Here’s some good stuff:
But from the perspective of groups that society excludes and marginalizes, this now conventional claim that all knowers should be interchangeable can appear to have certain antidemocratic consequences. If all knowers are interchangeable, then affirmative action in the sciences can be ‘only’ a moral and political agenda. It can have no possible positive consequences for the content or logic of the natural sciences; the scientific work of men and women, blacks and whites, Nazis and Ku Klux Klanners will be equally supervised and disciplined by scientific method. If all knowers are in principle interchangeable, then white, Western, economically privileged, heterosexual men can produce knowledge at least as good as anyone else can.
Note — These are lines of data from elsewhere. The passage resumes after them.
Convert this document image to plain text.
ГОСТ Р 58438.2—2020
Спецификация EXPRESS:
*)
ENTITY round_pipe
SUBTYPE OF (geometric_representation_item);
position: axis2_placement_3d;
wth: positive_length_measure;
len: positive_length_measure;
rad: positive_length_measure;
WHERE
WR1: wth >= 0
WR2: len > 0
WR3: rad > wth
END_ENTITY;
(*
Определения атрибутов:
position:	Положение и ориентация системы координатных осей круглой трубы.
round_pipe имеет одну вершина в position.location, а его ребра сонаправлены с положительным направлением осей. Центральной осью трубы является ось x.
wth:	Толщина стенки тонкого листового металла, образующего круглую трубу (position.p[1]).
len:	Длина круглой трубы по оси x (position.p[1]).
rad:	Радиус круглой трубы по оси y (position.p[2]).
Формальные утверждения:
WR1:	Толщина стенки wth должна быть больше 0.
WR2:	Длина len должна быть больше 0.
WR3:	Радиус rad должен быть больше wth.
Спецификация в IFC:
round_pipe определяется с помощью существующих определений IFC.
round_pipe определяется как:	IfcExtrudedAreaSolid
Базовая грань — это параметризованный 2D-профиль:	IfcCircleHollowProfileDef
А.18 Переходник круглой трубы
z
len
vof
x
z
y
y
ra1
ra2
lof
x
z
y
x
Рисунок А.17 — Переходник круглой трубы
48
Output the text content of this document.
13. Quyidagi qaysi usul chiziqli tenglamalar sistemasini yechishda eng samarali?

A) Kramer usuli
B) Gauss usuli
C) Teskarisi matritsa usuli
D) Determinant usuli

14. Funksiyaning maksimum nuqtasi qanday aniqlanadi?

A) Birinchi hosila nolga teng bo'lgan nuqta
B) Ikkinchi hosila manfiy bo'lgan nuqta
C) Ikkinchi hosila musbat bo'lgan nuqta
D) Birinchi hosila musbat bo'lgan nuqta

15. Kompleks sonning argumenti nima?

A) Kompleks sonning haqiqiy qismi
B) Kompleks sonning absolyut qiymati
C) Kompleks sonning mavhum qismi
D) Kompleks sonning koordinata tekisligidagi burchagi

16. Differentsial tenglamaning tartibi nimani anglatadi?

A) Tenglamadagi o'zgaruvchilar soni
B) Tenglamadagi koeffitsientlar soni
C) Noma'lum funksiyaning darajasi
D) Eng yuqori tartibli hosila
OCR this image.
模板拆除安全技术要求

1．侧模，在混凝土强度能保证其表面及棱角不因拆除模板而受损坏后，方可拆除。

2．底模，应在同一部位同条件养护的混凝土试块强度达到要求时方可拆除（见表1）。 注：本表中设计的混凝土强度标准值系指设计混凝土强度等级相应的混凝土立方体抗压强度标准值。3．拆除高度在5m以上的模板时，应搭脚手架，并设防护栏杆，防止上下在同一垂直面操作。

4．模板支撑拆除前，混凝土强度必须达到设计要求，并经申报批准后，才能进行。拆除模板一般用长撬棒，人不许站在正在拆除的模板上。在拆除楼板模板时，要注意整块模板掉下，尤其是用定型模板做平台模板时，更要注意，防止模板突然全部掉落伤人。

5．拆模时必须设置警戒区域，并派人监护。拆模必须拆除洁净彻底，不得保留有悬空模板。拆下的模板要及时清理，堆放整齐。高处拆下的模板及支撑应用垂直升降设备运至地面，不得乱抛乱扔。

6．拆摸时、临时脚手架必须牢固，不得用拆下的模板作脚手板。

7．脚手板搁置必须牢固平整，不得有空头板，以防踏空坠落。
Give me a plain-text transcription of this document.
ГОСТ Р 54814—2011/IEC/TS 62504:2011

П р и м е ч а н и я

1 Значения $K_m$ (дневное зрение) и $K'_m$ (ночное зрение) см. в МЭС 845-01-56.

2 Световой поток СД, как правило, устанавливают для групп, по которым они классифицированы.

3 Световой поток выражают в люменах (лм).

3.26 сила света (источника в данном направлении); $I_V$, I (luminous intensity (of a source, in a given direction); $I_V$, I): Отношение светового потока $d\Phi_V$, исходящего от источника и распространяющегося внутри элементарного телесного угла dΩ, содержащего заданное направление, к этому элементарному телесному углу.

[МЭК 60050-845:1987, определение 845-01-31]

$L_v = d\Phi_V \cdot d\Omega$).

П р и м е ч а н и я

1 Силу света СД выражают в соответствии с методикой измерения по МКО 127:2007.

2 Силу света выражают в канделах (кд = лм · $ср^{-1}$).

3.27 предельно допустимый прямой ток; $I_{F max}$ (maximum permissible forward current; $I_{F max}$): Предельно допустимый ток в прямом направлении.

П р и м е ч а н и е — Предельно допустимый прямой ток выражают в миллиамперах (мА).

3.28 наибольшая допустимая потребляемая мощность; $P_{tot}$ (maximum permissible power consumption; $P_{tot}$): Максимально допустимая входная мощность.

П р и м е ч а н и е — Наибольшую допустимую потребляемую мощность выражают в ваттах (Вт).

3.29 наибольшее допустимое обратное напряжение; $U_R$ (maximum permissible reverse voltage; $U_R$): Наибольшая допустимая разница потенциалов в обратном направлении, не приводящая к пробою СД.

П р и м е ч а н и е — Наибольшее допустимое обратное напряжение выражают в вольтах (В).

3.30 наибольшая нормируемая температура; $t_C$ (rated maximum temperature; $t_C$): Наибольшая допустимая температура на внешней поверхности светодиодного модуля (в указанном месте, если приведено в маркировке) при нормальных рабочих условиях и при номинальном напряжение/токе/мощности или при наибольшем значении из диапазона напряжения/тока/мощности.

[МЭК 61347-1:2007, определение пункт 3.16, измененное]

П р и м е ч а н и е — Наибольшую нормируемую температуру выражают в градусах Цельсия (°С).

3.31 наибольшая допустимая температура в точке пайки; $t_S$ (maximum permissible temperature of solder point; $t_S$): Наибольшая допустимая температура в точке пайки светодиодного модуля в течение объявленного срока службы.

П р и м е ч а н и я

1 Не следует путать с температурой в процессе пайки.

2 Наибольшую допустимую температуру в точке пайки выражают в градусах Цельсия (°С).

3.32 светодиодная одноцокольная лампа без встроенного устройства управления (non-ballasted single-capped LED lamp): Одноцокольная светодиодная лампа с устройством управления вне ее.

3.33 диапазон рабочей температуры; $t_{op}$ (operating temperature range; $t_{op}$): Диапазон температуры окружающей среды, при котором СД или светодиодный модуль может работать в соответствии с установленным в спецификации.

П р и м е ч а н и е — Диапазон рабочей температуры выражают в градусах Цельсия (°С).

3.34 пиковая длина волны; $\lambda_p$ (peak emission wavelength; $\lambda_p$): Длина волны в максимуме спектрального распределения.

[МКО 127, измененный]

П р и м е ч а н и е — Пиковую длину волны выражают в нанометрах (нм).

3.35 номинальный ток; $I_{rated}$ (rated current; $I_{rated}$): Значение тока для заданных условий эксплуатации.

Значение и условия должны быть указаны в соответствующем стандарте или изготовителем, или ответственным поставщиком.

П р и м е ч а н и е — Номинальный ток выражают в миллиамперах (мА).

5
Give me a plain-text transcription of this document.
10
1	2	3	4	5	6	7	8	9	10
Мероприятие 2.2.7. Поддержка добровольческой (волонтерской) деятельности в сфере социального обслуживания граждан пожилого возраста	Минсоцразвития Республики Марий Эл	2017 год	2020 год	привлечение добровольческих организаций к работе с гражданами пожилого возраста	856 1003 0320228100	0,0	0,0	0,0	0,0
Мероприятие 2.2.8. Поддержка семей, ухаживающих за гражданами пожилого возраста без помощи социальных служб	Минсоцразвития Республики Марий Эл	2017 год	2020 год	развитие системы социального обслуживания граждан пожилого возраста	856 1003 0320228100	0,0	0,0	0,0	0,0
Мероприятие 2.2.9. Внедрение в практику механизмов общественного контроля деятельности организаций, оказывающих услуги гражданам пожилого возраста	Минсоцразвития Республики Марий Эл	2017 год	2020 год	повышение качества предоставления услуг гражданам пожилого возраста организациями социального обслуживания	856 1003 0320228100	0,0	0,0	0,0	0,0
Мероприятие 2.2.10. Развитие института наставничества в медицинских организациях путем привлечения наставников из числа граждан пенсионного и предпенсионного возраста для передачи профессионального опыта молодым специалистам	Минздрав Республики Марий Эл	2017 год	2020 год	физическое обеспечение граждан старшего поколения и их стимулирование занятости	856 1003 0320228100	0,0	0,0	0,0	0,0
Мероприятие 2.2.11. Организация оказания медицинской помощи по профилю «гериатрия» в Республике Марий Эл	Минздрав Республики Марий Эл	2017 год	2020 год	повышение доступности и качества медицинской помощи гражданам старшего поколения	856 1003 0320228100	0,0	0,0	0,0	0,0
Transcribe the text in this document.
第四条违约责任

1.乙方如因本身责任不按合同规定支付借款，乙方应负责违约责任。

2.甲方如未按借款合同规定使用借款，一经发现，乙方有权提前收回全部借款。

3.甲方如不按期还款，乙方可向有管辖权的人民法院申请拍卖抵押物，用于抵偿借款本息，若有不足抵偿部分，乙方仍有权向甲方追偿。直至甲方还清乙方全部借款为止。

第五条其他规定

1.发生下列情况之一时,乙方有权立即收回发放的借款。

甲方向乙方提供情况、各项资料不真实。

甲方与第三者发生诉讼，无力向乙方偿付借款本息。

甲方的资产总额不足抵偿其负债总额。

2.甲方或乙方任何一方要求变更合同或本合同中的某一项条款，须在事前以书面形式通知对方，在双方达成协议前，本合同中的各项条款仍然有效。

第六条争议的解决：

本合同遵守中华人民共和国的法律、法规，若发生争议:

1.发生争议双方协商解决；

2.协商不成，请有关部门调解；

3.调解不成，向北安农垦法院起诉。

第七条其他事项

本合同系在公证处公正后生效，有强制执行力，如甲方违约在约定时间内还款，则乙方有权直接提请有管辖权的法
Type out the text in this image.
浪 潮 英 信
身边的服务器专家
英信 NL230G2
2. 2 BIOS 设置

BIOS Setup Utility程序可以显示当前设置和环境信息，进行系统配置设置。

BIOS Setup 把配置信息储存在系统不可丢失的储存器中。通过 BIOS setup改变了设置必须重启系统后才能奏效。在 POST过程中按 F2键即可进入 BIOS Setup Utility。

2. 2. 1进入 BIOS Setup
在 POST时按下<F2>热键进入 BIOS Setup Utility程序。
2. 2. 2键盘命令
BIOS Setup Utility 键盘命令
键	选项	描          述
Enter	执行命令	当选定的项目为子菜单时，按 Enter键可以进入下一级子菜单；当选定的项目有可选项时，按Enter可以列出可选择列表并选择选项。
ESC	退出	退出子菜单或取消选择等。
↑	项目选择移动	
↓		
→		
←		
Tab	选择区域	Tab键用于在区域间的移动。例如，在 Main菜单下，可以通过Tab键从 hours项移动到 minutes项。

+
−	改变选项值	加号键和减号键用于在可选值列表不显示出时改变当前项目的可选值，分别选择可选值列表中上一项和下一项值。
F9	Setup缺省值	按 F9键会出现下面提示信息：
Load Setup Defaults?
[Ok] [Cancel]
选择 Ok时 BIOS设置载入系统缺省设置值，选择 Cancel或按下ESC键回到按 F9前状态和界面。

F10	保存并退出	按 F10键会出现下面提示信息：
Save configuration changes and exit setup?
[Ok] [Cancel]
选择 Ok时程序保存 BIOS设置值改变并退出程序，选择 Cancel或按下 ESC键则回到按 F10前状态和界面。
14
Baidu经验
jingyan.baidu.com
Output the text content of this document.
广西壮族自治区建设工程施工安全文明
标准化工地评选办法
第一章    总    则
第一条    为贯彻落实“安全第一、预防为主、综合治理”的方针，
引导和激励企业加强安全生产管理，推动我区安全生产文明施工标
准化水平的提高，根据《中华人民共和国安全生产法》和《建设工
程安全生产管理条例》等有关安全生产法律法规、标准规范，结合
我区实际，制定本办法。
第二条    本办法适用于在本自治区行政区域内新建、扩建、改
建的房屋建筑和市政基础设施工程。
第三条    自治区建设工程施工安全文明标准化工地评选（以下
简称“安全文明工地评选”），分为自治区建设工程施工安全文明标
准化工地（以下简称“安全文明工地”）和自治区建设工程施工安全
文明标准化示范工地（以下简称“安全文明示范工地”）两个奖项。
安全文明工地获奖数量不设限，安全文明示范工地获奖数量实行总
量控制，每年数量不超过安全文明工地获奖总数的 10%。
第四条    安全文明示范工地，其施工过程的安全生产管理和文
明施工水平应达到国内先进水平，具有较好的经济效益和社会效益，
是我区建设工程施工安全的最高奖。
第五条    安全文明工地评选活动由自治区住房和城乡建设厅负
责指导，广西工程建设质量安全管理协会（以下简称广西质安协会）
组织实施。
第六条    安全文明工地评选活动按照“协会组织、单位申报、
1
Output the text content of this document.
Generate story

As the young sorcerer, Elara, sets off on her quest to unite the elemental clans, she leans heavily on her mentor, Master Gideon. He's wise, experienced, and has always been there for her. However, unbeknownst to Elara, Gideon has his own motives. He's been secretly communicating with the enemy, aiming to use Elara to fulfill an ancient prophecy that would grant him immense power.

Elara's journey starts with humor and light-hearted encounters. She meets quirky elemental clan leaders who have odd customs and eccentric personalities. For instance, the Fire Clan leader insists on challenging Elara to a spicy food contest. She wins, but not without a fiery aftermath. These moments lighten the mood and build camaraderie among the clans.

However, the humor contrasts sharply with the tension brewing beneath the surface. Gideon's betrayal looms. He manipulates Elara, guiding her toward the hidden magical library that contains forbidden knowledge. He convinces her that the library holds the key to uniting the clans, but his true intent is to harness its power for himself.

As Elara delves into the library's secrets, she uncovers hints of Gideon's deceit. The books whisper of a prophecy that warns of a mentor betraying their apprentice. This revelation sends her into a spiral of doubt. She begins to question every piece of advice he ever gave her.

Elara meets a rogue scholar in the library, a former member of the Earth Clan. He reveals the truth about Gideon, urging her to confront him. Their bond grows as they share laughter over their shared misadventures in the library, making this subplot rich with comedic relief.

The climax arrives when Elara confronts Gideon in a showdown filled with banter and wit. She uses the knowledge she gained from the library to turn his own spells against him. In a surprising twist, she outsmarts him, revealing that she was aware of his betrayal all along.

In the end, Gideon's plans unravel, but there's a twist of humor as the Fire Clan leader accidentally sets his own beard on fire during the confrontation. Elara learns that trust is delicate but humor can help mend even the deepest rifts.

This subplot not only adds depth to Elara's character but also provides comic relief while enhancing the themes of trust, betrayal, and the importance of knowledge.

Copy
Fascinating, isn’t it? And lest you think she’s just describing reality there – she begins the next paragraph with the phrase ‘Even worse…’ No, these are the ‘antidemocratic consequences’ she’s talking about. Apparently she thinks it would be more prodemocratic if, say, the scientific work of women (white ones? ‘economically privileged’? Western? who knows) were ‘supervised and disciplined by scientific method’ in some way other than ‘equally’ with that of men or Nazis. (Well what about Nazi women? Huh? How do we figure all these items out? How does a rich Nazi gay male compare with a poor Western heterosexual female KKKer? Do they get points for each item and then we add them all up and figure out how to supervise and discipline their work? Or what?) Interesting notion. What would that way be, exactly? What other way is there to supervise and discipline scientific work? I would really like to know, but of course Harding does not in fact say. She never does. And that again is what it’s impossible to show by mere excerpt. You’re at liberty to assume that she in fact does say, farther down the page or into the chapter, and I just haven’t bothered to quote that bit. But no. She doesn’t. She just sets up these ridiculous pseudo-‘problems’ and then wanders off and talks about something else. She doesn’t even think through her own claims, or notice the glaring contradictions they’re full of.
So there’s no straw here; it’s all pure solid brick.
I’ve read that paragraph several times, and at the risk of misunderstanding it, it seems to say that the scientific method doesn’t care if the scientist is white, black, green, transgendered, or just plain mean; the scientific method, if applied with rigor, will lead to some approximation of empirical veracity, regardless of the identity of the scientist.
This would seem, at first blush, to be a great validator of the scientific method.
The kicker is that Harding thinks this is a bad thing; it can “have no possible positive consequences for the content or logic of natural science.”
Is she saying the problem with science is the scientific method itself?
If one shelved the scientific method, just what would science look like? [Does astrology or numerology ring any bells?]
Would we, as Feyerabend recommended, take a popular vote on scientific theories?
She seems to be saying that science, so long as it is tethered to the scientific method, can produce no useful results (useful to Harding, that is). How can she possibly know this? It is not as if science is a completed project; quite the contrary, it is an open-ended project. We have no idea what results science may produce over the next several decades (or centuries). Perhaps one of those results will be pleasing to Harding. You never know.
“Is she saying the problem with science is the scientific method itself?”
Yes.
That is indeed the kicker.
It’s amazing, isn’t it? I read that final sentence and thought ‘Er, yes. And this is a *good* thing.’ But not Harding, obviously. Where, I wonder, though, does her epistemology come from? What are the criteria by which she finds out who is oppressed, and by whom? And (scary thought) where does that leave tenured professors of long words who work in prestigious east coast colleges?
In other words, more, please. I’m just glad that I don’t have to read it myself.
Yup, it’s amazing all right. My jaw is in traction.
What are the criteria indeed. She doesn’t really actually say. She pretends to, she makes sweeping gestures as if that is what she’s doing, but she never actually does.
You want more?!? You astonish me. Well, perhaps you’ll get more then.